Zum "Leitbild der Dienstgemeinschaft" hat Hermann Lührs das Nötige gesagt **). Und die "Wesensmerkmale des 'Dritten Weges'" klingen zwar gut, aber was hat man von der hochgelobten Parität, wenn man eine 2/3- oder 3/4-Mehrheit braucht? Jürgen Kühling hat zu diesem Thema festgestellt:
"...erfahrungsgemäß ist es am Verhandlungstisch leichter, den status quo zu verteidigen, als Veränderungen gegen die Interessen des Gegenspielers durchzusetzen. Die bestehende Tariflage ist aber durchweg günstiger für die Arbeitgeber als für die Arbeitnehmer. Den Gewerkschaften fällt damit bei Lohnverhandlungen stets die Rolle des Fordernden zu, die Arbeitgeber können sich auf die des Neinsagers zurückziehen. In dieser Situation ist die Arbeitnehmerseite regelmäßig auf Druckmittel angewiesen, um überhaupt etwas zu erreichen."
(Jürgen Kühling, Arbeitskampf in der Diakonie)
Wo sind Gleichberechtigung und Unabhängigkeit, wenn die Dienstgeber bzw. der Caritasverband, der natürlich nicht paritätisch verfaßt, sondern Dienstgeberdominiert ist, jederzeit die Regeln der Arbeitsrechtlichen Kommission ändern kann, wenn ihm die Richtung nicht passt? Und dass die Mitarbeiterseiten der Arbeitsrechtlichen Kommissionen über eine "Gegnerunabhängigkeit" verfügen, behaupten nicht einmal ihre erbittertsten Freunde!
Nein, auf den Dritten Weg müssen auch die Grünen nicht bauen. Er separiert nur die Beschäftigten in den kirchlichen Wohlfahrtsverbände mit ihren Sonderwegen von denjenigen, welche die Tarifverbesserungen regelmäßig durchsetzen. (Von denen dann Caritas und Diakonie profitieren, weil diese Tarifverbesserungen die einzige und unverzichtbare Grundlage für ihre angeblich eigenen Wege dienen.)
Wem Lührs jetzt zu evangelisch ist: auch bei beim katholischen Sozialethiker, Prof. Friedhelm Hengsbach SJ, liest es sich nicht anders:

"Religiöse Gründe für das Sonderverfahren des Dritten Wegs und ein Verdikt des Tarifvertrags sind nicht überzeugend. Deshalb sehe ich in der so genannten ‚Dienstgemeinschaft’keinen kreativen Gegenentwurf zu den solidarischen Verfahren friedlicher Konfliktregelung, die in demokratischen Gesellschaften erkämpft worden sind.
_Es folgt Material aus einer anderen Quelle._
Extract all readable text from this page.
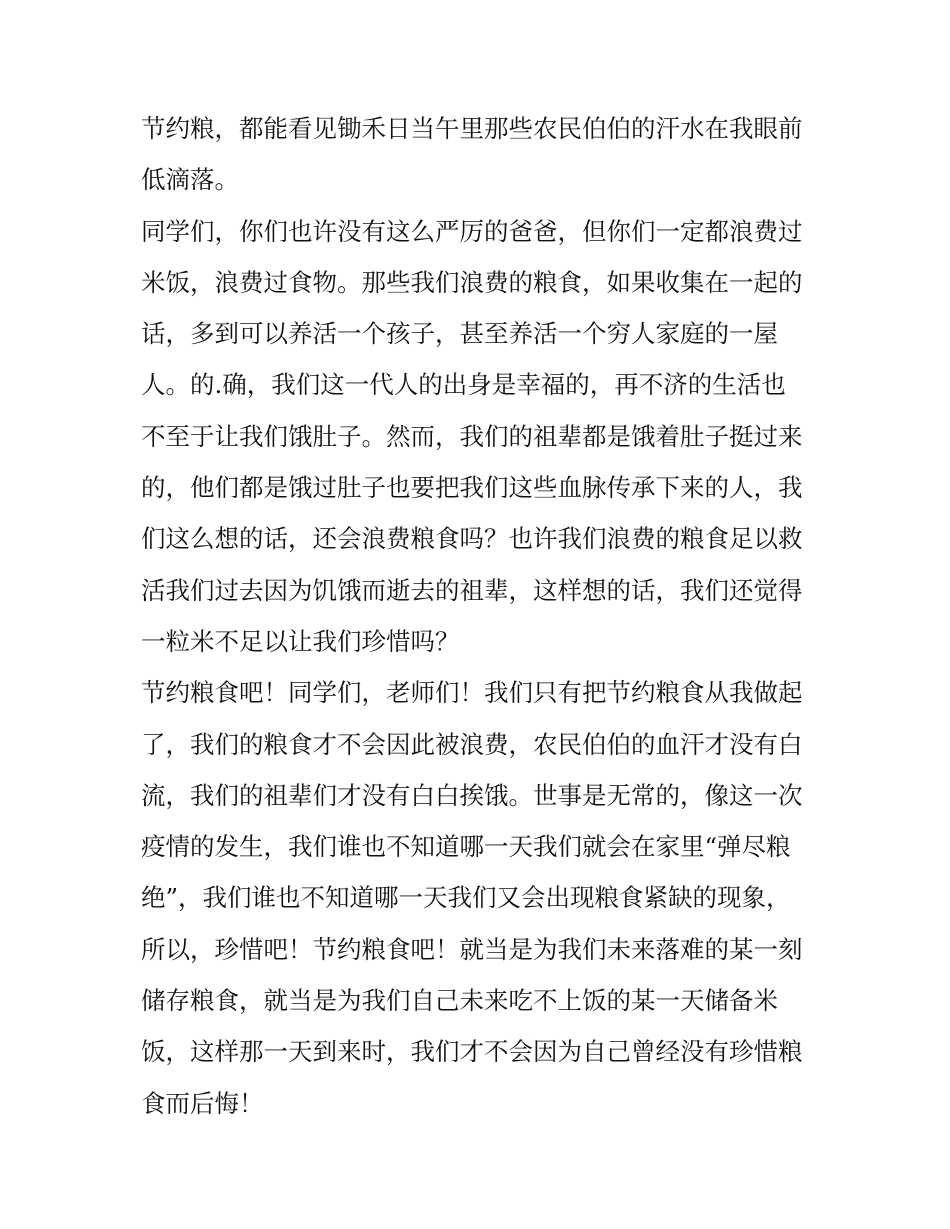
节约粮，都能看见锄禾日当午里那些农民伯伯的汗水在我眼前
低滴落。
同学们，你们也许没有这么严厉的爸爸，但你们一定都浪费过
米饭，浪费过食物。那些我们浪费的粮食，如果收集在一起的
话，多到可以养活一个孩子，甚至养活一个穷人家庭的一屋
人。的.确，我们这一代人的出身是幸福的，再不济的生活也
不至于让我们饿肚子。然而，我们的祖辈都是饿着肚子挺过来
的，他们都是饿过肚子也要把我们这些血脉传承下来的人，我
们这么想的话，还会浪费粮食吗？也许我们浪费的粮食足以救
活我们过去因为饥饿而逝去的祖辈，这样想的话，我们还觉得
一粒米不足以让我们珍惜吗？
节约粮食吧！同学们，老师们！我们只有把节约粮食从我做起
了，我们的粮食才不会因此被浪费，农民伯伯的血汗才没有白
流，我们的祖辈们才没有白白挨饿。世事是无常的，像这一次
疫情的发生，我们谁也不知道哪一天我们就会在家里“弹尽粮
绝”，我们谁也不知道哪一天我们又会出现粮食紧缺的现象，
所以，珍惜吧！节约粮食吧！就当是为我们未来落难的某一刻
储存粮食，就当是为我们自己未来吃不上饭的某一天储备米
饭，这样那一天到来时，我们才不会因为自己曾经没有珍惜粮
食而后悔！
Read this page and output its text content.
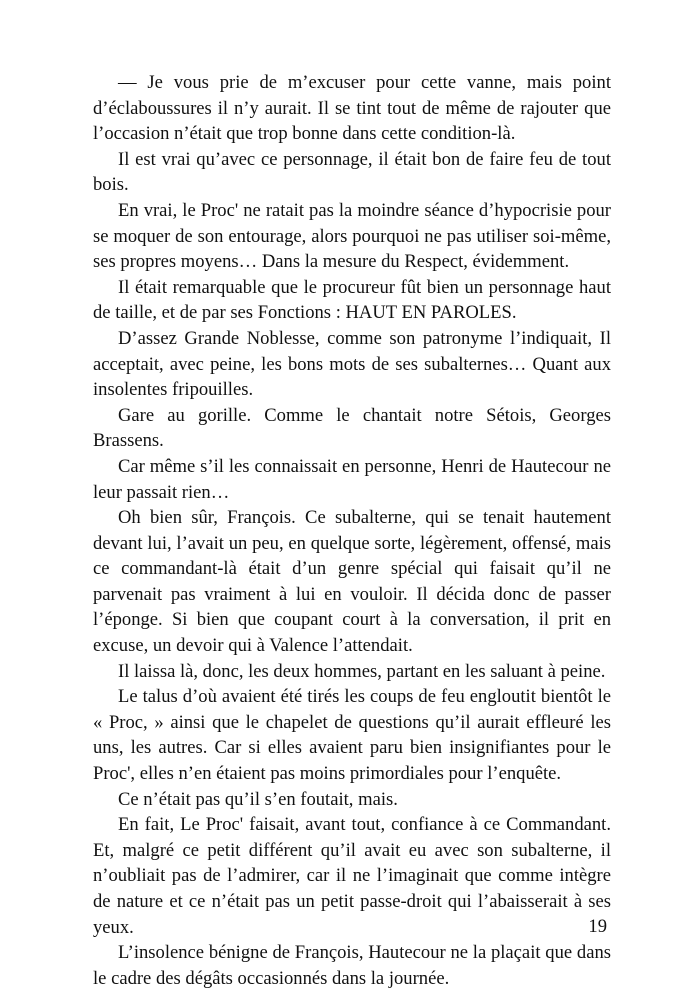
— Je vous prie de m’excuser pour cette vanne, mais point d’éclaboussures il n’y aurait. Il se tint tout de même de rajouter que l’occasion n’était que trop bonne dans cette condition-là.

Il est vrai qu’avec ce personnage, il était bon de faire feu de tout bois.

En vrai, le Proc' ne ratait pas la moindre séance d’hypocrisie pour se moquer de son entourage, alors pourquoi ne pas utiliser soi-même, ses propres moyens… Dans la mesure du Respect, évidemment.

Il était remarquable que le procureur fût bien un personnage haut de taille, et de par ses Fonctions : HAUT EN PAROLES.

D’assez Grande Noblesse, comme son patronyme l’indiquait, Il acceptait, avec peine, les bons mots de ses subalternes… Quant aux insolentes fripouilles.

Gare au gorille. Comme le chantait notre Sétois, Georges Brassens.

Car même s’il les connaissait en personne, Henri de Hautecour ne leur passait rien…

Oh bien sûr, François. Ce subalterne, qui se tenait hautement devant lui, l’avait un peu, en quelque sorte, légèrement, offensé, mais ce commandant-là était d’un genre spécial qui faisait qu’il ne parvenait pas vraiment à lui en vouloir. Il décida donc de passer l’éponge. Si bien que coupant court à la conversation, il prit en excuse, un devoir qui à Valence l’attendait.

Il laissa là, donc, les deux hommes, partant en les saluant à peine.

Le talus d’où avaient été tirés les coups de feu engloutit bientôt le « Proc, » ainsi que le chapelet de questions qu’il aurait effleuré les uns, les autres. Car si elles avaient paru bien insignifiantes pour le Proc', elles n’en étaient pas moins primordiales pour l’enquête.

Ce n’était pas qu’il s’en foutait, mais.

En fait, Le Proc' faisait, avant tout, confiance à ce Commandant. Et, malgré ce petit différent qu’il avait eu avec son subalterne, il n’oubliait pas de l’admirer, car il ne l’imaginait que comme intègre de nature et ce n’était pas un petit passe-droit qui l’abaisserait à ses yeux.

L’insolence bénigne de François, Hautecour ne la plaçait que dans le cadre des dégâts occasionnés dans la journée.

19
Erst recht nicht, wenn diese dazu missbraucht wird, kirchlichen Mitarbeitern Rechte vorzuenthalten, die ihre Kollegen in der privaten Wirtschaft und im öffentlichen Dienst haben. Die Arbeitgeberin Kirche sollte als echte Tarifpartnerin den parasitären, finanziell relativ aufwendigen Sonderweg verlassen." (Friedhelm Hengsbach, Kirche im Kapitalismus)

*) siehe unseren Wochenrückblick vom Sonntag

**) z.B.
Hermann Lührs, Die Zukunft der Arbeitsrechtlichen Kommissionen, Tübingen 2009, S.115ff;
bzw siehe auch unsere Blogbeiträge:
- "Der Dritte Weg als Fussballspiel"
- "Die Auseinandersetzung um den "Dritten Weg" im Kontext des Marktes für Soziale Arbeit"
- "Dienstgemeinschaft - Idee und Wirklichkeit"
- "Dienstgemeinschaft verlangt Tarifverträge"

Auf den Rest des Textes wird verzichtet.